1862, Briefe 292–339
316. An Rosalie Nietzsche in Naumburg
Pforte d. 11 Juni 1862.
Liebe Tante!
Ich ergreife die Gelegenheit, um dir in einigen Worten meinen herzlichen Dank für Deine so freundliche und wirklich splendide Bewirthung auszusprechen. Ich habe mich so wohl bei dir gefühlt und so angenehme Stunden verlebt, daß ich jetzt noch sehr gern an den zweiten Pfingsttag zurückdenke, so ungünstig doch das Wetter war. In gleicher Weise war die Aufnahme bei Pinders eine im hohen Grade freundliche und liebevolle. Donnerstag wirst Du von dem Photographen die Visitenkarten bekommen; Du kannst es auch mit ihm gleich über den Preis abmachen. Er weiß, daß ich ein Pförtner bin, und wie Mamma mir schreibt, zahlen Gymnasiasten blos einen Thaler. Du wählst dir also die beste aus von den Visitenkarten und behält außerdem noch zwei zurück. die übrigen 3 holt Wilhelm von dir ab, um sie mir Sonntag nach Almrich zu bringen.
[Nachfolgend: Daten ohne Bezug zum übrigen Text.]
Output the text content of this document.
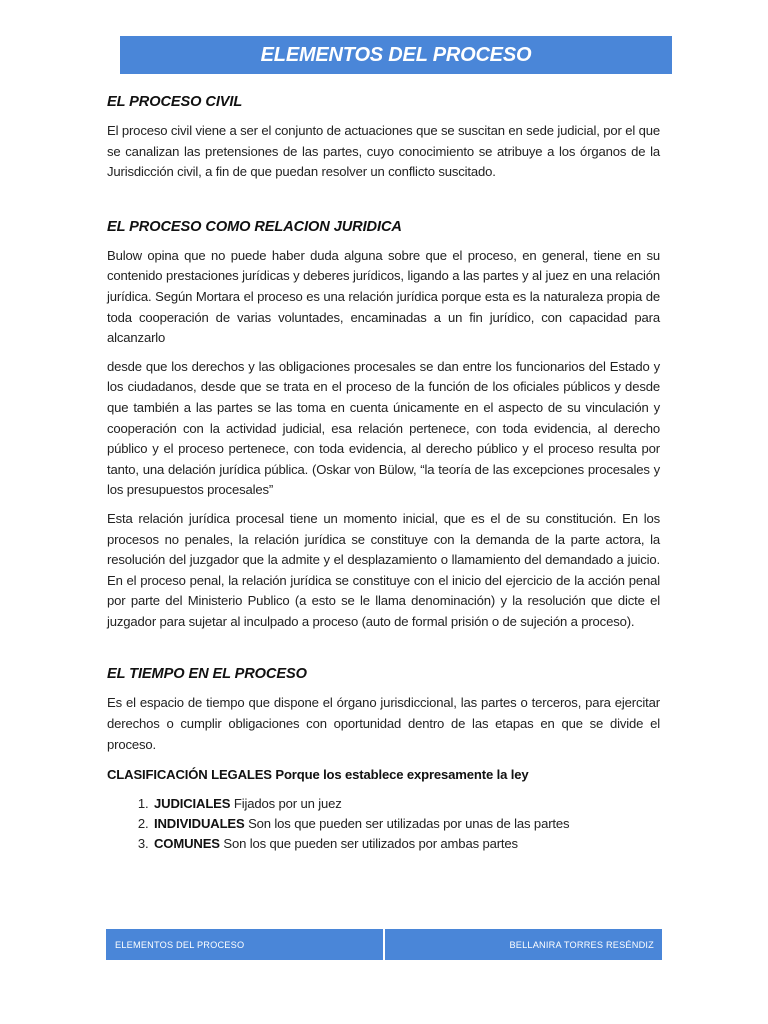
ELEMENTOS DEL PROCESO
EL PROCESO CIVIL

El proceso civil viene a ser el conjunto de actuaciones que se suscitan en sede judicial, por el que se canalizan las pretensiones de las partes, cuyo conocimiento se atribuye a los órganos de la Jurisdicción civil, a fin de que puedan resolver un conflicto suscitado.

EL PROCESO COMO RELACION JURIDICA

Bulow opina que no puede haber duda alguna sobre que el proceso, en general, tiene en su contenido prestaciones jurídicas y deberes jurídicos, ligando a las partes y al juez en una relación jurídica. Según Mortara el proceso es una relación jurídica porque esta es la naturaleza propia de toda cooperación de varias voluntades, encaminadas a un fin jurídico, con capacidad para alcanzarlo

desde que los derechos y las obligaciones procesales se dan entre los funcionarios del Estado y los ciudadanos, desde que se trata en el proceso de la función de los oficiales públicos y desde que también a las partes se las toma en cuenta únicamente en el aspecto de su vinculación y cooperación con la actividad judicial, esa relación pertenece, con toda evidencia, al derecho público y el proceso pertenece, con toda evidencia, al derecho público y el proceso resulta por tanto, una delación jurídica pública. (Oskar von Bülow, “la teoría de las excepciones procesales y los presupuestos procesales”

Esta relación jurídica procesal tiene un momento inicial, que es el de su constitución. En los procesos no penales, la relación jurídica se constituye con la demanda de la parte actora, la resolución del juzgador que la admite y el desplazamiento o llamamiento del demandado a juicio. En el proceso penal, la relación jurídica se constituye con el inicio del ejercicio de la acción penal por parte del Ministerio Publico (a esto se le llama denominación) y la resolución que dicte el juzgador para sujetar al inculpado a proceso (auto de formal prisión o de sujeción a proceso).

EL TIEMPO EN EL PROCESO

Es el espacio de tiempo que dispone el órgano jurisdiccional, las partes o terceros, para ejercitar derechos o cumplir obligaciones con oportunidad dentro de las etapas en que se divide el proceso.

CLASIFICACIÓN LEGALES Porque los establece expresamente la ley

1. JUDICIALES Fijados por un juez
2. INDIVIDUALES Son los que pueden ser utilizadas por unas de las partes
3. COMUNES Son los que pueden ser utilizados por ambas partes
ELEMENTOS DEL PROCESO	BELLANIRA TORRES RESÉNDIZ
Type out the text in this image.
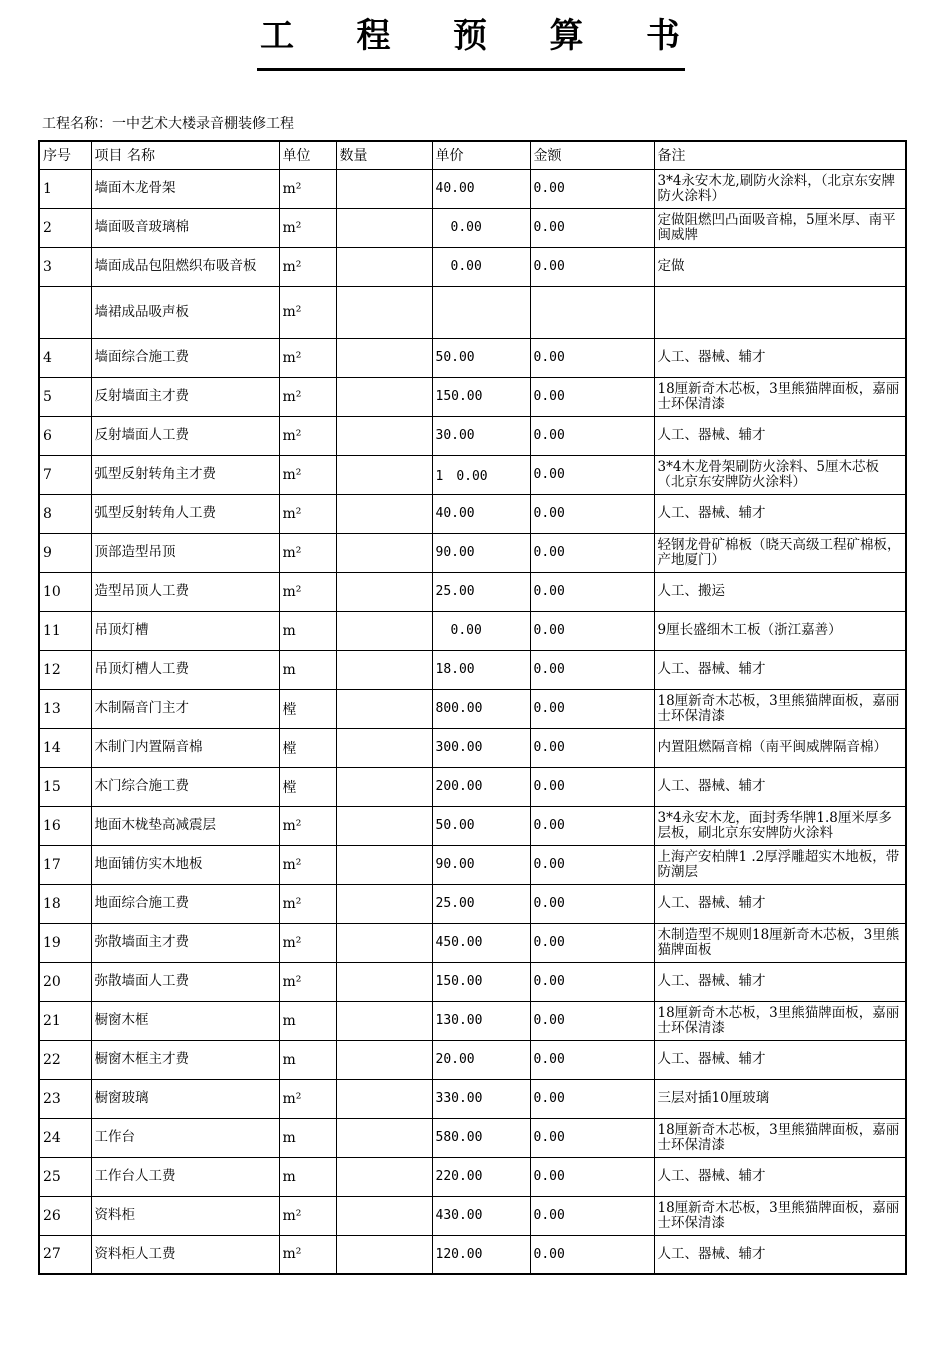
工 程 预 算 书
工程名称：一中艺术大楼录音棚装修工程
序号	项目 名称	单位	数量	单价	金额	备注
1	墙面木龙骨架	m²		40.00	0.00	3*4永安木龙,刷防火涂料，（北京东安牌防火涂料）
2	墙面吸音玻璃棉	m²		0.00	0.00	定做阻燃凹凸面吸音棉，5厘米厚、南平闽威牌
3	墙面成品包阻燃织布吸音板	m²		0.00	0.00	定做
	墙裙成品吸声板	m²				
4	墙面综合施工费	m²		50.00	0.00	人工、器械、辅才
5	反射墙面主才费	m²		150.00	0.00	18厘新奇木芯板，3里熊猫牌面板，嘉丽士环保清漆
6	反射墙面人工费	m²		30.00	0.00	人工、器械、辅才
7	弧型反射转角主才费	m²		1　0.00	0.00	3*4木龙骨架刷防火涂料、5厘木芯板（北京东安牌防火涂料）
8	弧型反射转角人工费	m²		40.00	0.00	人工、器械、辅才
9	顶部造型吊顶	m²		90.00	0.00	轻钢龙骨矿棉板（晓天高级工程矿棉板，产地厦门）
10	造型吊顶人工费	m²		25.00	0.00	人工、搬运
11	吊顶灯槽	m		0.00	0.00	9厘长盛细木工板（浙江嘉善）
12	吊顶灯槽人工费	m		18.00	0.00	人工、器械、辅才
13	木制隔音门主才	樘		800.00	0.00	18厘新奇木芯板，3里熊猫牌面板，嘉丽士环保清漆
14	木制门内置隔音棉	樘		300.00	0.00	内置阻燃隔音棉（南平闽威牌隔音棉）
15	木门综合施工费	樘		200.00	0.00	人工、器械、辅才
16	地面木栊垫高减震层	m²		50.00	0.00	3*4永安木龙，面封秀华牌1.8厘米厚多层板，刷北京东安牌防火涂料
17	地面铺仿实木地板	m²		90.00	0.00	上海产安柏牌1 .2厚浮雕超实木地板，带防潮层
18	地面综合施工费	m²		25.00	0.00	人工、器械、辅才
19	弥散墙面主才费	m²		450.00	0.00	木制造型不规则18厘新奇木芯板，3里熊猫牌面板
20	弥散墙面人工费	m²		150.00	0.00	人工、器械、辅才
21	橱窗木框	m		130.00	0.00	18厘新奇木芯板，3里熊猫牌面板，嘉丽士环保清漆
22	橱窗木框主才费	m		20.00	0.00	人工、器械、辅才
23	橱窗玻璃	m²		330.00	0.00	三层对插10厘玻璃
24	工作台	m		580.00	0.00	18厘新奇木芯板，3里熊猫牌面板，嘉丽士环保清漆
25	工作台人工费	m		220.00	0.00	人工、器械、辅才
26	资料柜	m²		430.00	0.00	18厘新奇木芯板，3里熊猫牌面板，嘉丽士环保清漆
27	资料柜人工费	m²		120.00	0.00	人工、器械、辅才
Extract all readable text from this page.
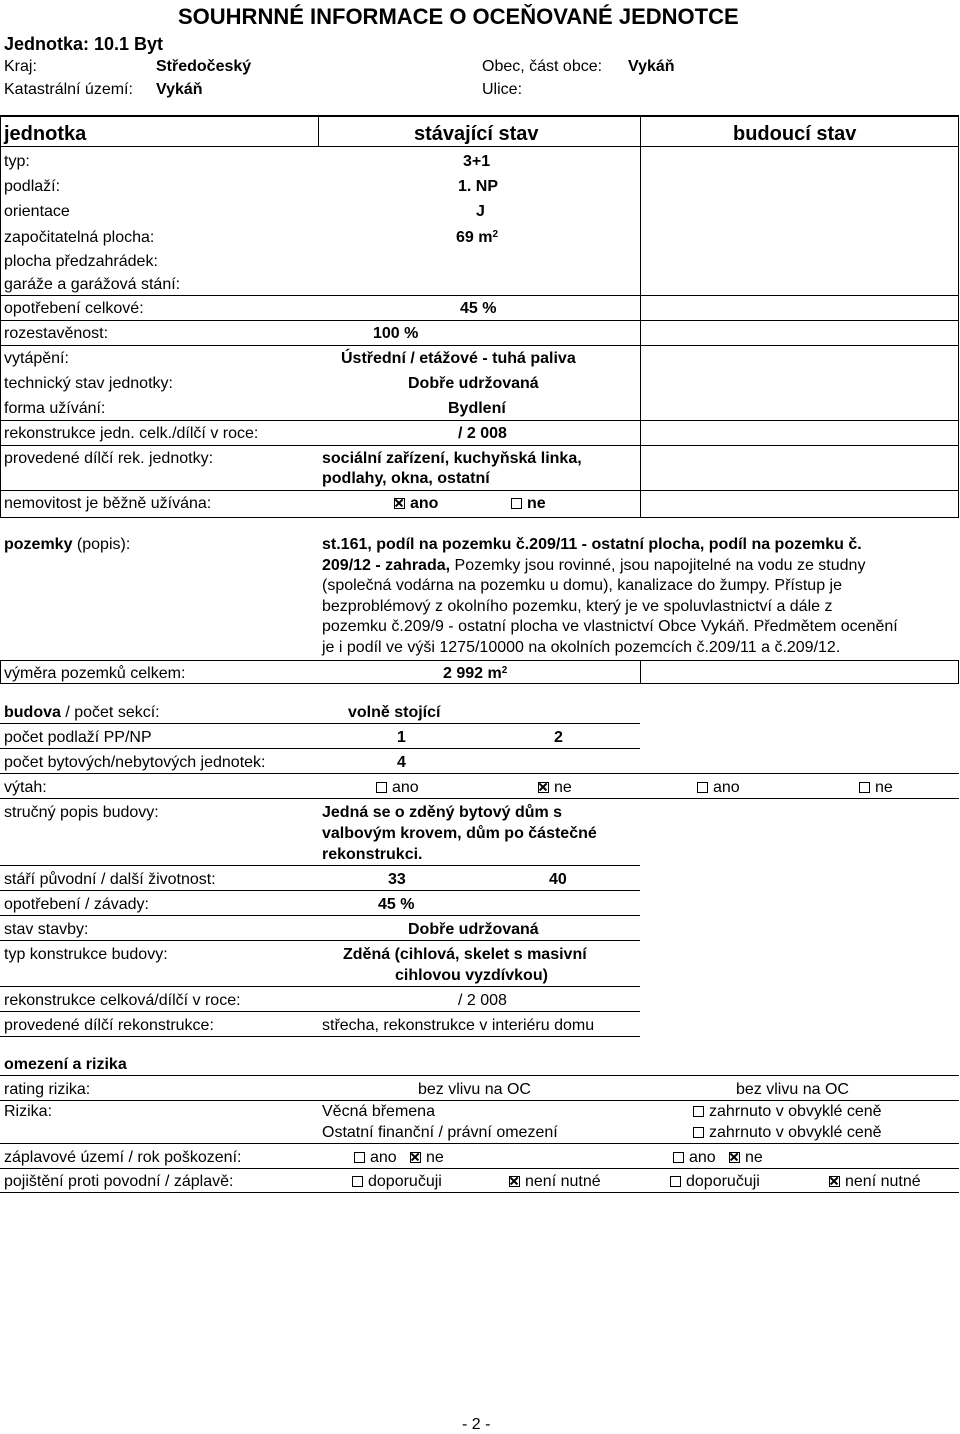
SOUHRNNÉ INFORMACE O OCEŇOVANÉ JEDNOTCE
Jednotka: 10.1 Byt
Kraj:	Středočeský	Obec, část obce: Vykáň
Katastrální území: Vykáň	Ulice:
jednotka	stávající stav	budoucí stav
typ:	3+1
podlaží:	1. NP
orientace	J
započitatelná plocha:	69 $m^2$
plocha předzahrádek:
garáže a garážová stání:
opotřebení celkové:	45 %
rozestavěnost:	100 %
vytápění:	Ústřední / etážové - tuhá paliva
technický stav jednotky:	Dobře udržovaná
forma užívání:	Bydlení
rekonstrukce jedn. celk./dílčí v roce:	/ 2 008
provedené dílčí rek. jednotky:	sociální zařízení, kuchyňská linka,
podlahy, okna, ostatní
nemovitost je běžně užívána:	ano	ne
pozemky (popis):	st.161, podíl na pozemku č.209/11 - ostatní plocha, podíl na pozemku č.
209/12 - zahrada, Pozemky jsou rovinné, jsou napojitelné na vodu ze studny
(společná vodárna na pozemku u domu), kanalizace do žumpy. Přístup je
bezproblémový z okolního pozemku, který je ve spoluvlastnictví a dále z
pozemku č.209/9 - ostatní plocha ve vlastnictví Obce Vykáň. Předmětem ocenění
je i podíl ve výši 1275/10000 na okolních pozemcích č.209/11 a č.209/12.
výměra pozemků celkem:	2 992 $m^2$
budova / počet sekcí:	volně stojící
počet podlaží PP/NP	1	2
počet bytových/nebytových jednotek:	4
výtah:	ano	ne	ano	ne
stručný popis budovy:	Jedná se o zděný bytový dům s
valbovým krovem, dům po částečné
rekonstrukci.
stáří původní / další životnost:	33	40
opotřebení / závady:	45 %
stav stavby:	Dobře udržovaná
typ konstrukce budovy:	Zděná (cihlová, skelet s masivní
cihlovou vyzdívkou)
rekonstrukce celková/dílčí v roce:	/ 2 008
provedené dílčí rekonstrukce:	střecha, rekonstrukce v interiéru domu
omezení a rizika
rating rizika:	bez vlivu na OC	bez vlivu na OC
Rizika:	Věcná břemena	zahrnuto v obvyklé ceně
Ostatní finanční / právní omezení	zahrnuto v obvyklé ceně
záplavové území / rok poškození:	ano	ne	ano	ne
pojištění proti povodní / záplavě:	doporučuji	není nutné	doporučuji	není nutné
- 2 -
Im Logis fand ich alles ganz in Ordnung; Malchen zündete noch Licht an und besorgte Waschwasser. Wie ich den Tag verlebt habe, ganz angenehm, wie sich erwarten ließ, kannst Du aus meinem Brief an die Mamma ersehen.
Leider habe ich aber weder Zeit noch Stoff, um noch länger schreiben zu können. Den letzten Sonntag also vor den Hundstagen sehen wir uns, nicht wahr? Da wollen wir alles miteinander verabreden.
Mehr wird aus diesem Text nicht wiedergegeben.